Os empresários exigiram do governo o estabelecimento de um voto qualificado. Isso quer dizer que os segmentos que participam da conferência vão ter pesos definidos nas votações. O governo, 20%; os empresários, 40%; e a sociedade civil, 40%. Os empresários fizeram essa exigência porque temiam ser minoria nas deliberações. Mas esse percentual só vale se o que estiver em votação interferir na ordem econômica das empresas. O governo cedeu. Mas a concessão não foi suficiente para acalmar os ânimos dos representantes da Abert (associação dos radiodifusores, com grande peso das Organizações Globo), que capitaneou o processo; da ANJ (jornais), da Aner (revistas), da ABJI (jornais do interior), da Abranet (provedores de internet) e da ABTA (TV por assinatura). Na verdade, de acordo com integrantes da comissão, esses setores não queriam mesmo participar da Conferência.

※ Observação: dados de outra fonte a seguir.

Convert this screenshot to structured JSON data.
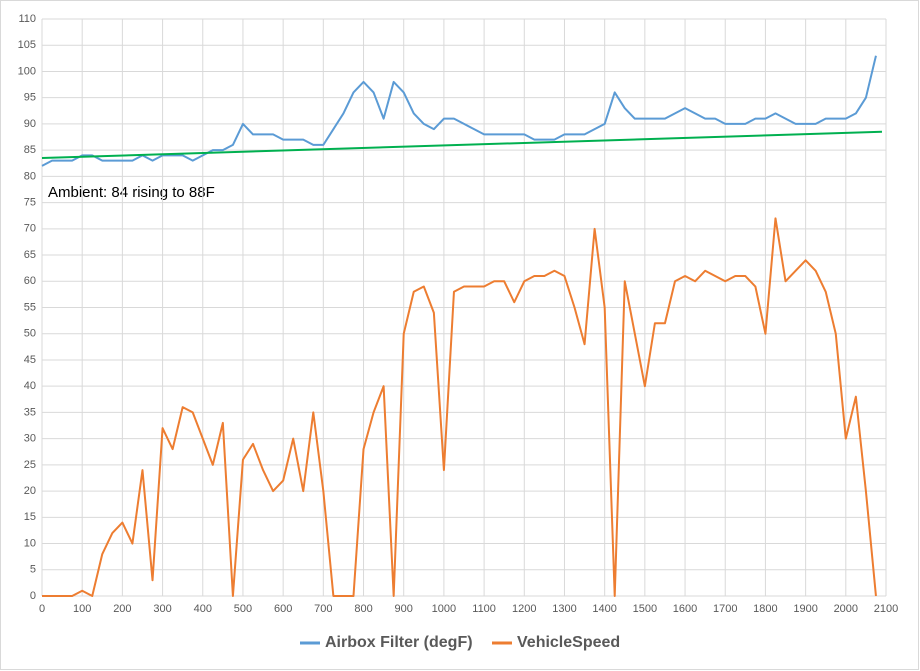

As razões dessa postura dos empresários da mídia não são difíceis de entender. Eles nunca enfrentaram esse debate, e preferem que ele não ocorra, para manter o status quo. Já a sociedade civil cobra um debate do marco regulatório que vigora hoje, da falta de regulamentação de artigos constitucionais, especialmente no que se refere à radiodifusão, e quer ampliar o espaço dos canais não comerciais. Para ficar em um só exemplo, há anos a CUT luta por um canal e não consegue. Em entrevista na página 18, o estudioso de comunicação Marcos Dantas fala das razões da não existência desse debate no Brasil, apesar de sua importância fundamental.
Para evitar o debate, os representantes das entidades empresariais quiseram que o temário da Conferência se restringisse ao futuro. Na opinião deles, o futuro é a internet. E eles argumentam que esse foi o foco do tema da Conferência, em sua convocação pela Presidência da República: “Comunicação – meios para a construção de direitos e de cidadania digital”. A restrição da pauta não foi aceita pelas entidades da sociedade civil. “Não se pode ignorar que a Conferência deve partir do modelo institucional atual, incluindo a Constituição Federal, leis e outras normas. No entanto, como espaço de avaliação e proposição de ações do poder público em uma determinada área, suas resoluções podem, inclusive, apontar para a mudança das estruturas ou do ambiente normativo existente”, escreveu o jornalista Jonas Valente, representante do Coletivo Intervozes na comissão de coordenação. Também o governo não aceitou a imposição de vetos a determinados temas. “Este caldeirão (o das concessões) vai ter de ser destampado”, teria dito o ministro Franklin Martins na reunião com os empresários, segundo o relato de um deles.
A pauta dos empresários para a Conferência, de acordo com documento que encaminharam ao governo, incluía a defesa do conteúdo nacional, a proteção dos serviços e outorgas frente à turbulência tecnológica da convergência das mídias, a defesa intransigente das práticas da legalidade, o respeito e a valorização das empresas brasileiras de comunicação escrita e de radiodifusão, o livre exercício da atividade de comunicação e informação e a mínima interferência estatal. Mesmo que os empresários da mídia fiquem fora da Conferência – o governo fez uma última tentativa, dando-lhes mais uma semana de prazo, até o dia 13 de agosto, para rever sua posição –, alguns dos pontos de sua pauta certamente frequentarão os debates, como o da defesa do conteúdo nacional.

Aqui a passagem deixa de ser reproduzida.